I'll install this snakeviz and start analyze, but it would be great to know exactly which regex consumes too much time. Maybe I could implement a "performance analysis" mode in rebulk that would display performance for each pattern ...
I'm a java guy as well that uses Yourkit to profile applications.
I only used python profiling one time.
You don't need to install anything, just run your script using -m cProfile
:
python -m cProfile -o report.prof myscript.py
Then you could install snakeviz to take a look at the results (report.prof).
I tried line_profiler
as well and it works quite well when you need to understand the performance of a certain method.
And I think rebulk could capture statistics as well... So you can evaluate how many times and how long it took for each pattern to be evaluated. And that could be applied to the rules as well.
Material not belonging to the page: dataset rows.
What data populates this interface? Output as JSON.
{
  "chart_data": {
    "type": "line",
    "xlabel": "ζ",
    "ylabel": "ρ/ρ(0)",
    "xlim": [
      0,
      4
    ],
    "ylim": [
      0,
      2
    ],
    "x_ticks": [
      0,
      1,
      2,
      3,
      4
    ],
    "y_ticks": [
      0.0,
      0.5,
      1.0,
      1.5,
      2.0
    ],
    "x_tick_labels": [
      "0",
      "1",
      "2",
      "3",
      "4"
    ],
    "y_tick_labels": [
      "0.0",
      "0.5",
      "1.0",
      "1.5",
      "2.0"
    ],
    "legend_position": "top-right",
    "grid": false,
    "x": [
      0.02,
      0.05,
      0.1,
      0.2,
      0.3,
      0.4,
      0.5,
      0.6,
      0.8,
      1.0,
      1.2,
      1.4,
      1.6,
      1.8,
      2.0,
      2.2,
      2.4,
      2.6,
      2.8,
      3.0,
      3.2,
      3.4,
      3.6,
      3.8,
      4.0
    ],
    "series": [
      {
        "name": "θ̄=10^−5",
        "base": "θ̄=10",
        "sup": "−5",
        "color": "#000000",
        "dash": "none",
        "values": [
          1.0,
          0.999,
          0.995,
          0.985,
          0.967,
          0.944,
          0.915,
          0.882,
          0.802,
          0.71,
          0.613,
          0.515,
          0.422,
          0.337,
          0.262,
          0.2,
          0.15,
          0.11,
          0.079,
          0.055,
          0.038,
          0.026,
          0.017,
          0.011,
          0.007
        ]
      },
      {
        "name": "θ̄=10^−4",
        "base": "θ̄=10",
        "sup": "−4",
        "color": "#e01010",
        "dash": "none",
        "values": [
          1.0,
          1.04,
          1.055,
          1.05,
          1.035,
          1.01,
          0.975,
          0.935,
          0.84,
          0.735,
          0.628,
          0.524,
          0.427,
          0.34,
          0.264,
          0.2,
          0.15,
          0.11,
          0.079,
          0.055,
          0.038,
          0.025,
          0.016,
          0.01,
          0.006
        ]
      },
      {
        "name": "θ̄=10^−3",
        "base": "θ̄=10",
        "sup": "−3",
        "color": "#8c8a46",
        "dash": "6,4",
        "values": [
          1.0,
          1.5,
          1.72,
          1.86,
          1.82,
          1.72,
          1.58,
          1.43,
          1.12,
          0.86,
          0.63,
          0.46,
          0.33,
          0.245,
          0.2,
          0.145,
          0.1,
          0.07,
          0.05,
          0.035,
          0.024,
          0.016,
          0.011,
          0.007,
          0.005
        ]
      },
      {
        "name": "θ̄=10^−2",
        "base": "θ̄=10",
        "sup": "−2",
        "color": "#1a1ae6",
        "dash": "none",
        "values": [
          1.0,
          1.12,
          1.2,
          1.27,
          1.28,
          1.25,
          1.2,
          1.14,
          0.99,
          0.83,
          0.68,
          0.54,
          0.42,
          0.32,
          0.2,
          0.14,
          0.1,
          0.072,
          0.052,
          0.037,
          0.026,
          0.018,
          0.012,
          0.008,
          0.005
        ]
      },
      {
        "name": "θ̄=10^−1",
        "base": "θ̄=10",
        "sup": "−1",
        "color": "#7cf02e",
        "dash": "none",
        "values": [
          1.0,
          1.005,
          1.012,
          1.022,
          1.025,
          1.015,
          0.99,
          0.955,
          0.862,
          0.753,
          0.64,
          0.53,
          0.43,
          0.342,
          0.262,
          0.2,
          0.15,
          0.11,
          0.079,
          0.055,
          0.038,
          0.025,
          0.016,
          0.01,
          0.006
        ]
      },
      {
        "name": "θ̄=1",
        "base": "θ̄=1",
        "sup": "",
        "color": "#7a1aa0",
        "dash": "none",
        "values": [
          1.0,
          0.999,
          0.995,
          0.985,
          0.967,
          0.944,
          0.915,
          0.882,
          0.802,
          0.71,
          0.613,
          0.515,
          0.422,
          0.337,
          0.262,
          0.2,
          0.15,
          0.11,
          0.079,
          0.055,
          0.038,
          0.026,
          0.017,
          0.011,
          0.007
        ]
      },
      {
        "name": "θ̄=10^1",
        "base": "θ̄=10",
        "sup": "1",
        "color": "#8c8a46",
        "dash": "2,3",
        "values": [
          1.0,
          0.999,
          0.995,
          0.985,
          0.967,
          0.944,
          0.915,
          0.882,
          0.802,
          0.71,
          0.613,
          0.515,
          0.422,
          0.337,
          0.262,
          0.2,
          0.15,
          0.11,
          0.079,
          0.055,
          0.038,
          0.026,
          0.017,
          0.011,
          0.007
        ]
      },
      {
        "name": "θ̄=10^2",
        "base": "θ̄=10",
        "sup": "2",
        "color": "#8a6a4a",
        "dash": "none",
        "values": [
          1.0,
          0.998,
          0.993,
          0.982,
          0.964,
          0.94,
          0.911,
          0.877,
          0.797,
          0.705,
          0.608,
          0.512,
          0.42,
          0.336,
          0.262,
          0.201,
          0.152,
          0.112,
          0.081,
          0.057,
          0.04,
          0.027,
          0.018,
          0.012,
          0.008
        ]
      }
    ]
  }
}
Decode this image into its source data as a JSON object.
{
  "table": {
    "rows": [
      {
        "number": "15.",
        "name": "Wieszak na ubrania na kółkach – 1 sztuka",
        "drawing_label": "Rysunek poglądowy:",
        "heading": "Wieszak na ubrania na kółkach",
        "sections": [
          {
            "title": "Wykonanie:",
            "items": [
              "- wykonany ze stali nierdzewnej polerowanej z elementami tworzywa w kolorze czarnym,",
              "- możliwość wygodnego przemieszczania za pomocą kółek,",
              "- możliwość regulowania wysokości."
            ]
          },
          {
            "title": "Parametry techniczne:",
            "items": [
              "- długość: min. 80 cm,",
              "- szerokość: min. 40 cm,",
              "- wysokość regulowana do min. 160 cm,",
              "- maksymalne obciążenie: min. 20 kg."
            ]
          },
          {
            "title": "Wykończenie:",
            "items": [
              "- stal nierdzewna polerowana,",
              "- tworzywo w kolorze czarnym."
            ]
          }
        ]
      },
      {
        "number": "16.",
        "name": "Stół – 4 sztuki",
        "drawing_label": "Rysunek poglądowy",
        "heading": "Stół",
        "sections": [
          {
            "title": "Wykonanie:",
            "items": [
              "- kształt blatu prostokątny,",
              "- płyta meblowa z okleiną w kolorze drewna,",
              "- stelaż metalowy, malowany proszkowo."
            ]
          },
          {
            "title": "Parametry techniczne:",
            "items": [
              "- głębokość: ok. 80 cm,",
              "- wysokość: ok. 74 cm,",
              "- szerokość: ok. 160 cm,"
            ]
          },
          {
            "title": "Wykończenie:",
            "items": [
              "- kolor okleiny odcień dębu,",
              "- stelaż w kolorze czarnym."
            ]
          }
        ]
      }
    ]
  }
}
I have a scenario with 1000 release names
6 million input strings here guessit makes my script about 100x slower... not usable, this turns my script into cpuburn.py
maybe a tree-sitter parser would be faster, at least that would be native code
https://github.com/guessit-io/guessit/issues/347#issuecomment-252488975
Guessit is not designed to be fast. I made the choice to make it extendable
nice idea, but not usable to parse millions of strings
i need this for full text search over release titles, ignoring all other fields
my inputs are: title, year, release_name and i only need parsed.title, so im using the shortcut
release = "Dont.Look.Up.2009.BDRip.XviD-FRAGMENT"
title = "Don't Look Up"
year = 2009
#release_title = guessit.guessit(release)["title"] # too slow
release_title = release.split(str(year), 1)[0] # Dont.Look.Up.
Guessit could use Aho-Corasick algorithm to enhance performance.
I think it could be implemented into rebulk, by merging all string patterns in a single Aho-Corasick pass.